Outlier quarter. Singapore Technologies Engineering's (STE) 1Q09 topline was flat at S$1.32b while PATMI shrunk by 30% YoY to S$85.2m. The quarter was primarily marred by STE's Aerospace division as it did not deliver any MD-11 conversions. STE grew its order book to S$11b where S$2.88b (52% of our FY09F revenue) will be delivered over the next three quarters. Management has indicated that the next three quarters should see improvements in margins and better spaced out deliveries that will provide comparable annual performance vs. FY08.

Sticking to its guidance. STE continues to iterate its guidance for a "comparable" PBT for this year while turnover has been downgraded from "higher" to "comparable". For 1Q09, "nil" deliveries of the very mature and profitable MD-11 Passenger-to-Freighter (PTF) conversion created the gap between our forecasts and actual earnings.
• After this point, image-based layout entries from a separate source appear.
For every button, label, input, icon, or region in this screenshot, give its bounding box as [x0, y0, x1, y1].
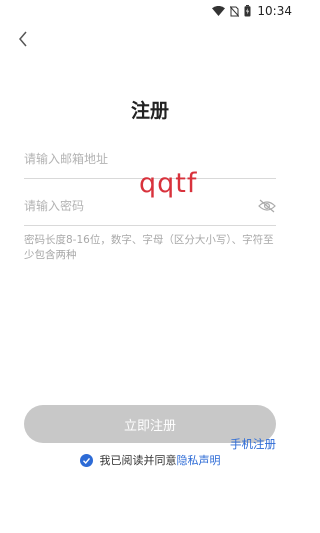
password-hint: 密码长度8-16位，数字、字母（区分大小写）、字符至少包含两种 [24, 234, 274, 261]
no-sim-icon [230, 5, 240, 17]
back-arrow-icon [19, 31, 27, 47]
email-field[interactable] [24, 144, 244, 174]
eye-off-icon [258, 199, 276, 213]
agreement-prefix: 我已阅读并同意 [99, 454, 177, 467]
battery-charging-icon [244, 5, 251, 17]
password-field[interactable] [24, 191, 244, 221]
status-icons [212, 5, 251, 17]
page-title: 注册 [130, 100, 169, 122]
status-bar: 10:34 [0, 0, 300, 22]
phone-register-link[interactable]: 手机注册 [230, 436, 276, 452]
agreement-row: 我已阅读并同意隐私声明 [0, 452, 300, 468]
toggle-password-visibility[interactable] [258, 198, 276, 213]
agreement-text: 我已阅读并同意隐私声明 [100, 452, 221, 468]
check-circle-icon [82, 457, 90, 464]
overlay-text: qqtf [139, 168, 198, 199]
wifi-icon [212, 6, 226, 16]
back-button[interactable] [16, 30, 32, 48]
status-time: 10:34 [257, 4, 292, 18]
agreement-checkbox[interactable] [79, 453, 93, 467]
privacy-statement-link[interactable]: 隐私声明 [177, 454, 221, 467]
While Aerospace has contributed to significant drag in the previous quarters, the 757 PTF conversions are expected to be accretive in FY09F after its loss-making year in FY08. This should kick in during 2H09. We have adjusted our estimates to factor in a weaker 1H09 and are giving STE a chance to perform for its 2H09.

Still vague with order book. With the exception of Land division, management maintained its enigmatic view of the division that has driven the order book to its record highs. The remainder of the 48% of our topline can be fulfilled from recurrent businesses that are not reflected in the order book.

Defensive but not growth. STE's share price initially saw its share price trade in a tight range (S$2.00-S$2.50) without large contract wins or accretive acquisitions that typically served as share price catalysts. While its S$1.38b of cash equivalents puts STE in good stead to make acquisitions, we doubt that significant ones that will give major earnings accretion to the group will occur this year. We have rolled our valuation forward to a blended 16x FY09/10F PER (prev. 15x FY09F PER) and our fair value is bumped up to S$2.46 (prev. S$2.31). However, the recent 30% surge with the market rally since our upgrade on the 13 Feb seems to have factored in a growth story vs. our estimates which show a decline for FY09F. In view of the limited upside, we are downgrading our rating to a HOLD. Sustained improvements in margins and accretive contract wins will incentivise us to re-peg our valuation.